In the book Blockbuster, Tom Shone referred to the Academy decision to favour ‘artsy’ films over hugely successful ones as ultimately paying deference to ‘the great unwatched in the sky’ (a point of comparison being The Empire Strikes Back to Ordinary People). To only focus on one disrespects both kinds of filmmaking.
It’s to be remembered that film is the superior form of mass entertainment, and it’s high time the Academy woke up to that in a way more meaningful than Jimmy Kimmel crashing a Wrinkle In Time screening. People want to see the films they and everyone they knew loved honoured, not dismissed by an organization that has too long reeked of snobbery.
If the two ‘best picture’ awards hadn’t been homogenized in 1930, think what might have been. Gone With The Wind wouldn’t have been thought of in the same way as The Wizard of Oz. In The Heat of the Night wouldn’t be set against The Jungle Book. More recently, the highest grossing film of all time (Avatar), wouldn’t compete with, and lose to, the lowest grossing Oscar film in history (The Hurt Locker).

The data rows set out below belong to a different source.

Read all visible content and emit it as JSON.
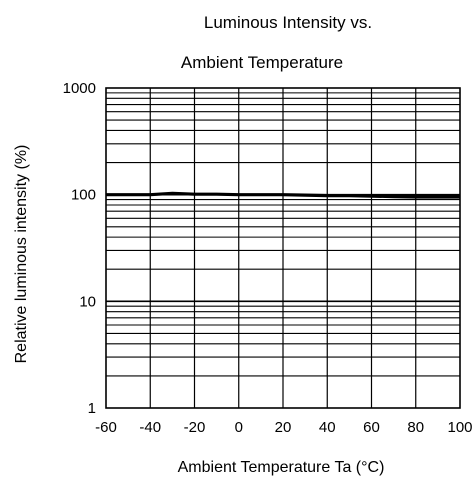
{
  "chart_data": {
    "type": "line",
    "title_line1": "Luminous Intensity vs.",
    "title_line2": "Ambient Temperature",
    "xlabel": "Ambient Temperature Ta (°C)",
    "ylabel": "Relative luminous intensity (%)",
    "x_ticks": [
      "-60",
      "-40",
      "-20",
      "0",
      "20",
      "40",
      "60",
      "80",
      "100"
    ],
    "y_ticks": [
      "1",
      "10",
      "100",
      "1000"
    ],
    "xlim": [
      -60,
      100
    ],
    "ylim": [
      1,
      1000
    ],
    "y_scale": "log",
    "grid": true,
    "series": [
      {
        "x": [
          -60,
          -40,
          -30,
          -20,
          -10,
          0,
          10,
          20,
          30,
          40,
          50,
          60,
          70,
          80,
          85,
          100
        ],
        "y": [
          100,
          100,
          103,
          101,
          101,
          100,
          100,
          100,
          99,
          98,
          98,
          97,
          96,
          95,
          95,
          95
        ]
      }
    ]
  },
  "style": {
    "line_color": "#000000",
    "grid_color": "#000000"
  }
}
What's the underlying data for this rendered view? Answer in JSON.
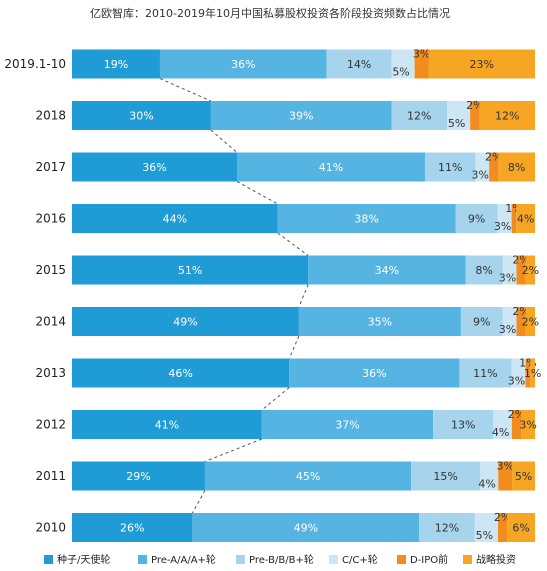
{
  "chart_data": {
    "type": "bar",
    "orientation": "horizontal",
    "stacked": true,
    "percent_stacked": true,
    "title": "亿欧智库：2010-2019年10月中国私募股权投资各阶段投资频数占比情况",
    "categories": [
      "2019.1-10",
      "2018",
      "2017",
      "2016",
      "2015",
      "2014",
      "2013",
      "2012",
      "2011",
      "2010"
    ],
    "series": [
      {
        "name": "种子/天使轮",
        "color": "#1F9BD5",
        "values": [
          19,
          30,
          36,
          44,
          51,
          49,
          46,
          41,
          29,
          26
        ]
      },
      {
        "name": "Pre-A/A/A+轮",
        "color": "#56B4E2",
        "values": [
          36,
          39,
          41,
          38,
          34,
          35,
          36,
          37,
          45,
          49
        ]
      },
      {
        "name": "Pre-B/B/B+轮",
        "color": "#A5D4EC",
        "values": [
          14,
          12,
          11,
          9,
          8,
          9,
          11,
          13,
          15,
          12
        ]
      },
      {
        "name": "C/C+轮",
        "color": "#CDE6F4",
        "values": [
          5,
          5,
          3,
          3,
          3,
          3,
          3,
          4,
          4,
          5
        ]
      },
      {
        "name": "D-IPO前",
        "color": "#F28C1E",
        "values": [
          3,
          2,
          2,
          1,
          2,
          2,
          1,
          2,
          3,
          2
        ]
      },
      {
        "name": "战略投资",
        "color": "#F6A623",
        "values": [
          23,
          12,
          8,
          4,
          2,
          2,
          1,
          3,
          5,
          6
        ]
      }
    ],
    "value_suffix": "%",
    "connector_lines": "dashed, between first-series ends of consecutive bars",
    "legend_position": "bottom"
  }
}
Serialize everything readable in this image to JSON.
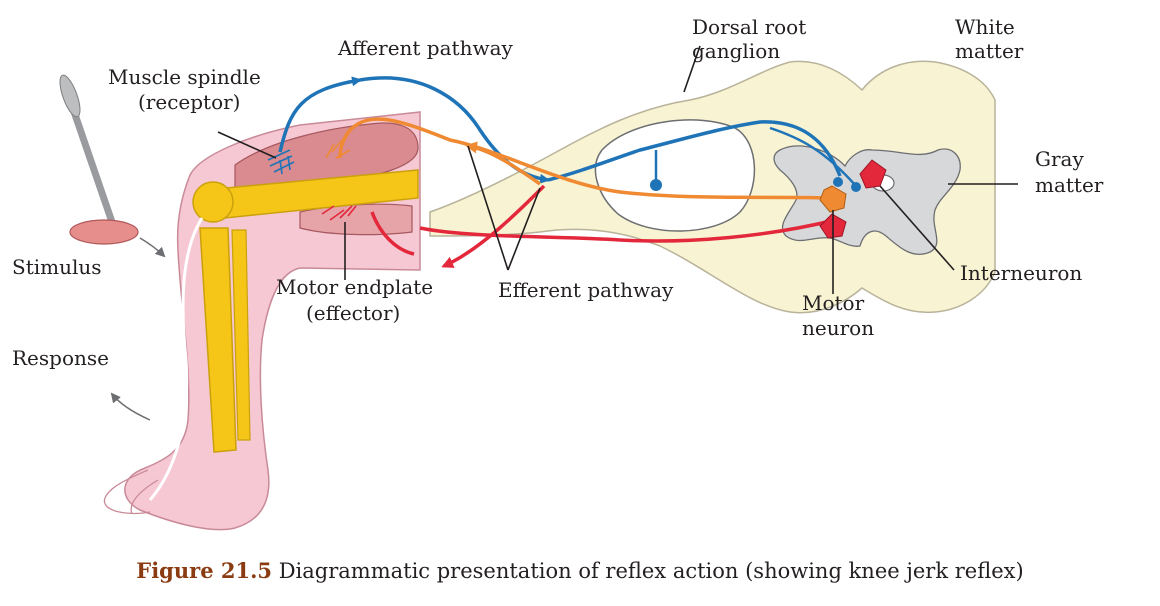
{
  "labels": {
    "afferent_pathway": "Afferent pathway",
    "dorsal_root_ganglion_1": "Dorsal root",
    "dorsal_root_ganglion_2": "ganglion",
    "white_matter_1": "White",
    "white_matter_2": "matter",
    "muscle_spindle_1": "Muscle spindle",
    "muscle_spindle_2": "(receptor)",
    "gray_matter_1": "Gray",
    "gray_matter_2": "matter",
    "stimulus": "Stimulus",
    "interneuron": "Interneuron",
    "motor_endplate_1": "Motor endplate",
    "motor_endplate_2": "(effector)",
    "efferent_pathway": "Efferent pathway",
    "motor_neuron_1": "Motor",
    "motor_neuron_2": "neuron",
    "response": "Response"
  },
  "caption": {
    "figure_number": "Figure 21.5",
    "text": " Diagrammatic presentation of reflex action (showing knee jerk reflex)"
  },
  "colors": {
    "afferent": "#1f74b8",
    "efferent_orange": "#f08a32",
    "efferent_red": "#e4283c",
    "spinal_cord": "#f8f3d2",
    "gray_matter": "#d7d8da",
    "bone": "#f5c518",
    "skin": "#f6c8d4",
    "muscle": "#d98b8f"
  }
}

Oscar campaigns, sclerotic and unjust ever since Harvey Weinstein swindled a Shakespeare In Love Best Picture victory over Saving Private Ryan in 1998, will be upended too. Summer smashes will be competing for the headline statuettes, and ultimately forgettable ‘oscar bait’ such as Darkest Hour will be further threatened. In its own hunt for Oscar glory Netflix may stop acquiring the worthiest, stodgiest material it can (how many people watched Mudbound, seriously), and start shooting for two birds with one stone with great popular films (hopefully better than Bright).
This is a move that looks to celebrate all film regardless of genre or preconception. A reason may be mercenary in that it will be part of a push to drive TV ceremony ratings up, but film should rightly be celebrated across the board. It is important that the Best Popular Film winners and nominees are also great films with lasting cultural impact. While I welcome Black Panther, surely no-one wants a nomination for a Pearl Harbour, Justice League, or equivalent examples of tired and overwrought popular entertainment. Wrong decisions will surely be made, but that’s the case for every Oscars category and hopefully not while Best Popular Film is still in its infancy.
It’s also true that a film should be able to win both statuettes. This would stand as a lasting sign of a true smash hit, and not simply ‘answers to trivia questions’ as entertainment journalist Richard Rushfield so blithely described the last five Best Picture Winners. As examples in the past I would have hoped Titanic and The Lord of the Rings: The Return of the King to win both.
The Academy has made difficult decisions badly recently, not least the seemingly arbitrary expulsion of only some caught up in the #MeToo reckoning. The ‘Best Popular Film’ introduction is not one of those poor decisions, and may actually save a ceremony, and an important film preservation organisation, from fading into irrelevance.